WNYLaborToday.com Editor’s Note: Pictured above, from left to right: Bridget Henry; Giovanna DiGesare; Kate Panicalli; Crystal Knihinicki; and John Batson. Pictured in front, Lynn Fletcher - founder of this organization and a Registered Nurse at ECMC.  (Photo Provided By Lona DeNisco)

Overall, Knihinicki said: “It’s ‘important for our Union to go out and give back.’ It’s such a ‘positive’ experience. We’re ‘doing something important.’ We have ‘good jobs that we don’t take for granted, we just want to help to make our community a better place.’”

On yet another front, NYSNA is currently involved in conducting interviews for those candidates who are running for Mayor of the City of Buffalo, which will eventually result in their Union’s endorsement.

However, the questions being asked by the NYSNA Political Action Committee are not just political.
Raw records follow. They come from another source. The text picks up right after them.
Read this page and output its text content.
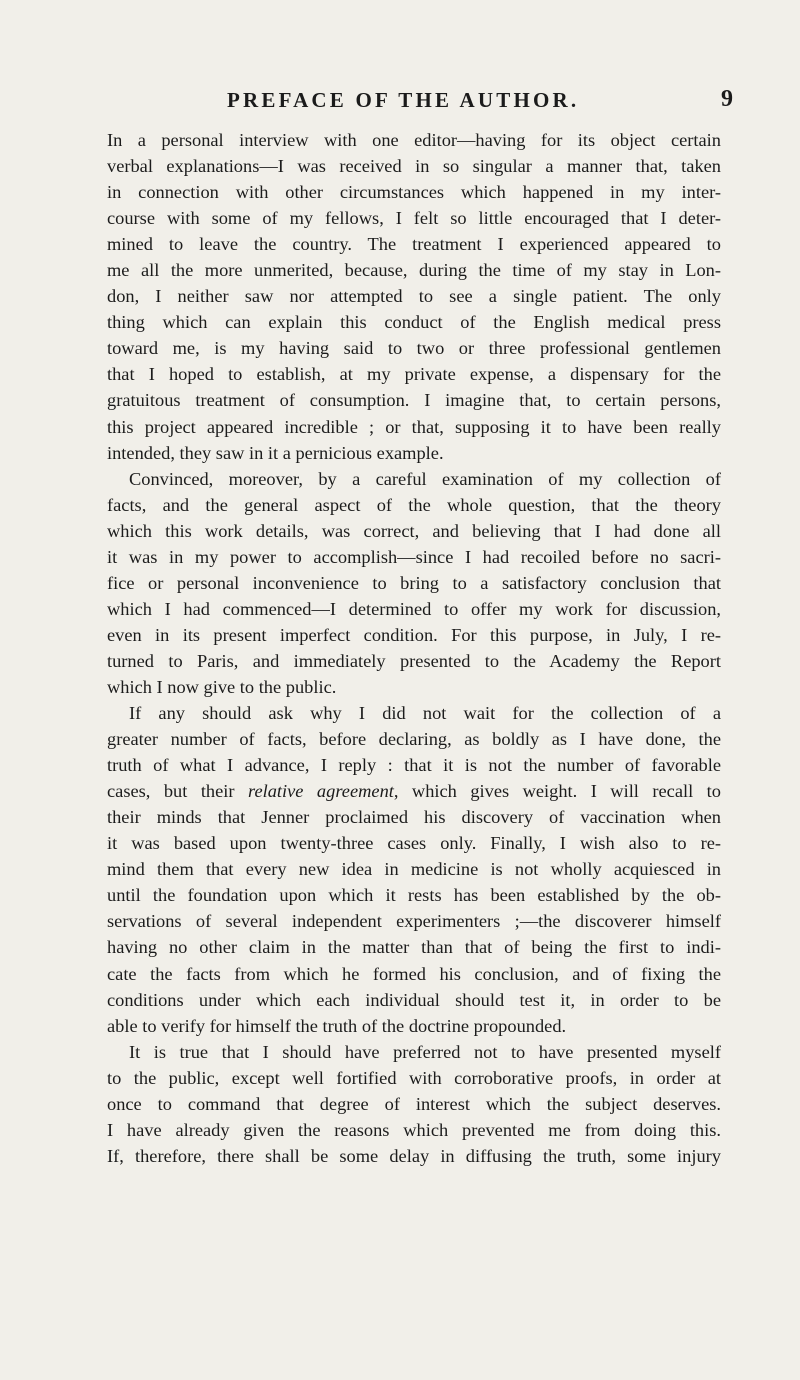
PREFACE OF THE AUTHOR.	9
In a personal interview with one editor—having for its object certain
verbal explanations—I was received in so singular a manner that, taken
in connection with other circumstances which happened in my inter-
course with some of my fellows, I felt so little encouraged that I deter-
mined to leave the country. The treatment I experienced appeared to
me all the more unmerited, because, during the time of my stay in Lon-
don, I neither saw nor attempted to see a single patient. The only
thing which can explain this conduct of the English medical press
toward me, is my having said to two or three professional gentlemen
that I hoped to establish, at my private expense, a dispensary for the
gratuitous treatment of consumption. I imagine that, to certain persons,
this project appeared incredible ; or that, supposing it to have been really
intended, they saw in it a pernicious example.
Convinced, moreover, by a careful examination of my collection of
facts, and the general aspect of the whole question, that the theory
which this work details, was correct, and believing that I had done all
it was in my power to accomplish—since I had recoiled before no sacri-
fice or personal inconvenience to bring to a satisfactory conclusion that
which I had commenced—I determined to offer my work for discussion,
even in its present imperfect condition. For this purpose, in July, I re-
turned to Paris, and immediately presented to the Academy the Report
which I now give to the public.
If any should ask why I did not wait for the collection of a
greater number of facts, before declaring, as boldly as I have done, the
truth of what I advance, I reply : that it is not the number of favorable
cases, but their relative agreement, which gives weight. I will recall to
their minds that Jenner proclaimed his discovery of vaccination when
it was based upon twenty-three cases only. Finally, I wish also to re-
mind them that every new idea in medicine is not wholly acquiesced in
until the foundation upon which it rests has been established by the ob-
servations of several independent experimenters ;—the discoverer himself
having no other claim in the matter than that of being the first to indi-
cate the facts from which he formed his conclusion, and of fixing the
conditions under which each individual should test it, in order to be
able to verify for himself the truth of the doctrine propounded.
It is true that I should have preferred not to have presented myself
to the public, except well fortified with corroborative proofs, in order at
once to command that degree of interest which the subject deserves.
I have already given the reasons which prevented me from doing this.
If, therefore, there shall be some delay in diffusing the truth, some injury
That’s because, DeNisco said, ECMC is located in an impoverished area of the City where NYSNA Members are also involved - and they want to know where the candidates stand when it comes to such things as public health, housing and providing fresh produce opportunities in what many have described as a food desert.
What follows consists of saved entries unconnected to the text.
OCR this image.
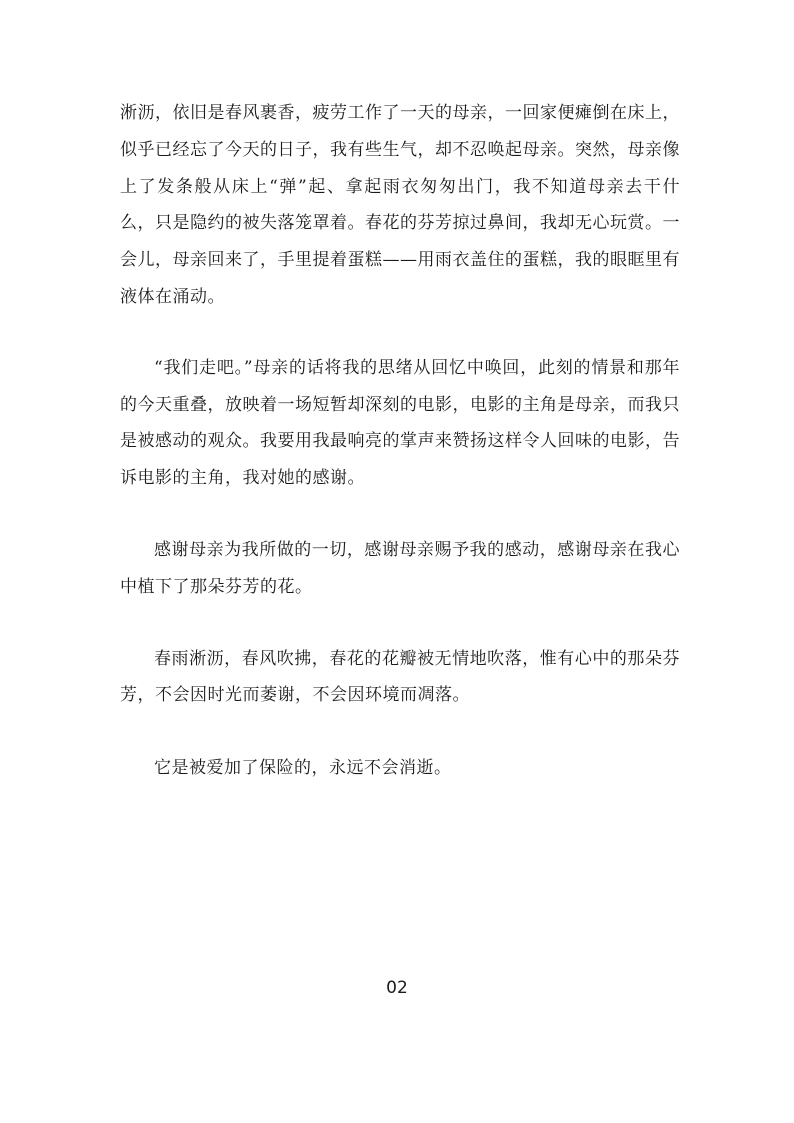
淅沥，依旧是春风裹香，疲劳工作了一天的母亲，一回家便瘫倒在床上，似乎已经忘了今天的日子，我有些生气，却不忍唤起母亲。突然，母亲像上了发条般从床上“弹”起、拿起雨衣匆匆出门，我不知道母亲去干什么，只是隐约的被失落笼罩着。春花的芬芳掠过鼻间，我却无心玩赏。一会儿，母亲回来了，手里提着蛋糕——用雨衣盖住的蛋糕，我的眼眶里有液体在涌动。

“我们走吧。”母亲的话将我的思绪从回忆中唤回，此刻的情景和那年的今天重叠，放映着一场短暂却深刻的电影，电影的主角是母亲，而我只是被感动的观众。我要用我最响亮的掌声来赞扬这样令人回味的电影，告诉电影的主角，我对她的感谢。

感谢母亲为我所做的一切，感谢母亲赐予我的感动，感谢母亲在我心中植下了那朵芬芳的花。

春雨淅沥，春风吹拂，春花的花瓣被无情地吹落，惟有心中的那朵芬芳，不会因时光而萎谢，不会因环境而凋落。

它是被爱加了保险的，永远不会消逝。

02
“‘Yes, we are going rogue and asking off-script questions,’” DeNisco told WNYLaborToday.com. “Public health ‘does not stop at the hospital.’  People ‘need adequate’ housing, ‘fresh’ food. ‘Some cannot afford’ (to pay for) their medication. ‘We need to enforce’ safe staffing (within hospitals) ‘to accomplish our goal of better’ patient care.  So, ‘we have to hold (candidates’) feet to the fire and we will (as a Union) be going door-knocking (on voters’ front doors) too.’”

Inside ECMC, NYSNA is getting ready for its Membership to vote on a Paid Family Leave Program that’s been reached through a Memorandum of Understanding (MOU) with hospital administration.

The Union decided to work towards making Paid Family Leave a reality after securing their current contract, which was ratified in 2023 and expires in 2027. 

“It’s ‘moving in our direction,’” said Batson, who noted that if approved by Membership, ECMC would become only the second public hospital in all of New York State (the other being NYC Health+Hospitals) to have a Paid Family Leave Program in place for its Employees.

Nine-hundred out of the 1,200 NYNSA Members employed at ECMC had initially penned their names on a signature page in approval of the program, Batson said.

Members would pay $7 a pay period toward the plan, which would be administered by a third party, “which provides us with a better umbrella” in terms of not having the employer administer the program, the local NYSNA Reps said.

Members would receive about $370 a week under the plan.

And - if all works out as planned, NYSNA Members at ECMC will have Paid Family Leave in January 2026, they said.

“It was ‘definitely high on our list and we’re definitely going to get it,’” DeNisco said, confidently.

Asked (jokingly) if there was anything else on NYSNA’s community action plate here in Buffalo, the trio quickly noted their Union and its Members are also involved in the local Ronald McDonald House and the Friends of Night People Food Pantry that serves the area’s homeless and poor.

So, it made sense for WNYLaborToday.com to ask what’s next for NYSNA’s Western New York Members?

“To be continued,” Batson answered, with a smile.